Letter to the Editor - The Mercury
20 March 2013
Dear Mr Holman,
On Monday 18 March 2013 the online version of your newspaper published an editorial which related to the article entitled “Incat sailing at full speed” (17 March 2013). I feel compelled to respond given the highly emotive and inaccurate attack on both the Navy and the Department of Defence.
There is no doubt that both Incat and Austal build world-class fast catamarans; we should all be proud of that. There is, however, one simple truth in this debate: the fast catamaran is a specialised vessel and if it met Navy’s capability needs then there is no doubt we would have such a vessel in service.
The comparisons to the US Navy and to East Timor in your editorial are both inappropriate. The US Navy’s fleet of 285 ships gives it a wide range of options to have many different ship types. The RAN is around one sixth the size and this fleet size means we have far fewer ship types.

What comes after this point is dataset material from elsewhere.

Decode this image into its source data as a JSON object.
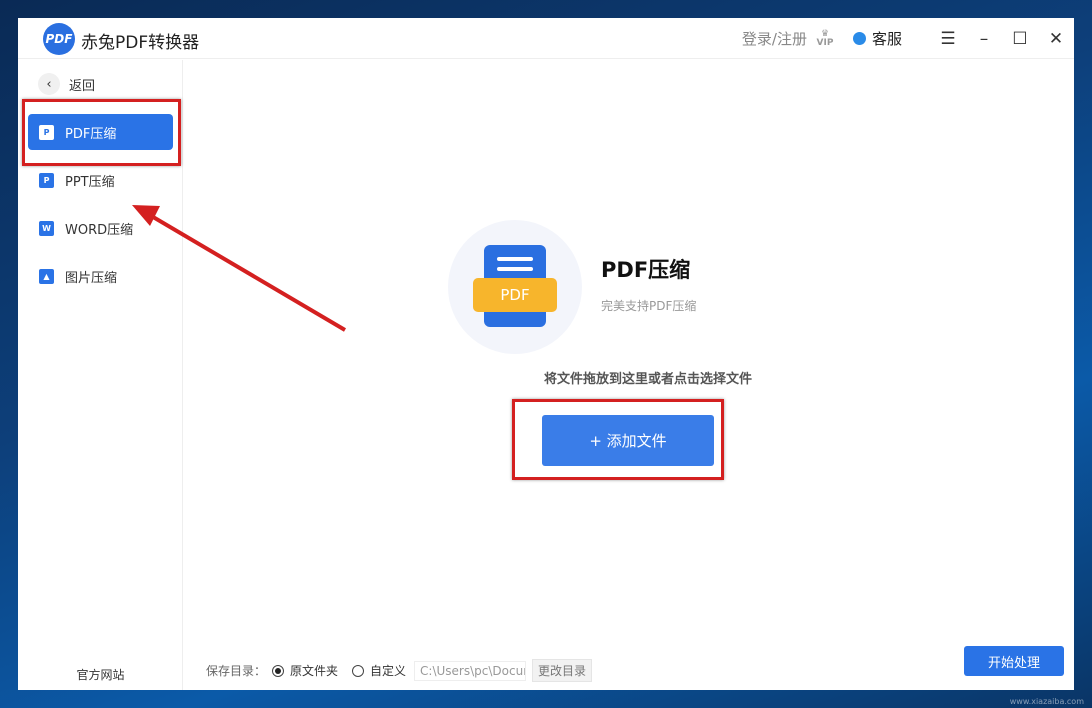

The fast catamaran was useful in East Timor but there were particular circumstances that made it so, principally the existence in Dili of established wharf infrastructure that allowed easy unloading of equipment. However, Navy’s general needs are focused on operational scenarios where established port infrastructure does not exist or has been destroyed (as was the case in Aceh following the tsunami in 2004). The reality is that the fast catamaran is much less useful in these circumstances.
The Navy understands its equipment needs for the specific missions it is required to contribute to. It also understands the need for taxpayers’ dollars to be spent on equipment that has the broadest possible range of uses.